Our beach house is on seventeen-foot high pilings and was intact. The metal storm shutter that protected our front door was still locked and secured, but when Rob opened the shutter, the front door stood wide open. This was a shock since we had locked it with the deadbolt when we were last at the house. Apparently, the house had swayed so much that the bolt slipped loose. There was also evidence that a coyote had ridden out the storm on the deck.
Across the street and on the beach, a house had collapsed and another one disappeared, leaving only the broken pilings. Along the bay, the wind had punched holes in the homes and tore off parts of roofs.

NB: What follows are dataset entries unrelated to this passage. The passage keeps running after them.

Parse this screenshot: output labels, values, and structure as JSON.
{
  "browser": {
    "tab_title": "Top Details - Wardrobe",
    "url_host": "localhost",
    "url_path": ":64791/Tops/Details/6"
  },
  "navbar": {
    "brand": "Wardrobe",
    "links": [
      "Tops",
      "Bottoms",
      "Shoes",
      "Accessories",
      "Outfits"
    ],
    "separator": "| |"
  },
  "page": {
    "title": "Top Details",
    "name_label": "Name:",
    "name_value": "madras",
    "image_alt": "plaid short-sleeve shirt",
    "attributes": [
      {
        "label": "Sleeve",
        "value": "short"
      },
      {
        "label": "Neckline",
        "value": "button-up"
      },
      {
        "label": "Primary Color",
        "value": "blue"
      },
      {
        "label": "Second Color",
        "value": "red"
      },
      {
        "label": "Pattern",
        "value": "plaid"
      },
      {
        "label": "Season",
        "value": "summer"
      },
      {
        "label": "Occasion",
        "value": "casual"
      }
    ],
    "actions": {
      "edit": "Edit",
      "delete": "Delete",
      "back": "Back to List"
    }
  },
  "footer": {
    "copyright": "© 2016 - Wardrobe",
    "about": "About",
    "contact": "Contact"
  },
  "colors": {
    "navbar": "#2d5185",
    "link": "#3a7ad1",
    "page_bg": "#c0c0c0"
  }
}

Rob left and a few days later, he and I went to Galveston to shovel the thick gooey sand and mud that was under the house and on the driveway. There were also mounds of debris to pick up. Golf clubs, rowboats, boards from destroyed decks, picnic tables, chairs, canned food, dishes, and toys had washed up from other houses.
We brought our own drinking water and a cooler packed with food since there were still no services. We had had tetanus shots – rusty nails were everywhere – and wore boots and long pants in spite of the boiling heat. We had been warned about rattlesnakes that were stirred up after the trauma of the storm. The island hospital was closed and if bitten, it would take about an hour and half to get to the closest hospital. “Good luck,” my doctor’s nurse had said when I’d asked what we should do if either of us was bitten by a snake.
It was about a month before electricity and water services were restored. Some businesses were able to open quickly while others took several years. People whose homes were inhabitable lived in small trailers for up to two years. Disputes over insurance claims delayed the rebuilding efforts. Some people left, even those who had lived all their lives in Galveston. But many stayed, determined to start again. That was a decade ago, and we still measure time as before and after Ike.
I now live in Galveston. Like many of us who live near the Gulf, I understand the force of hurricanes and know there will be more. But this is home, and we’ve weathered hurricanes before. We know what to do. We roll up the rugs, move inland, and hunker down.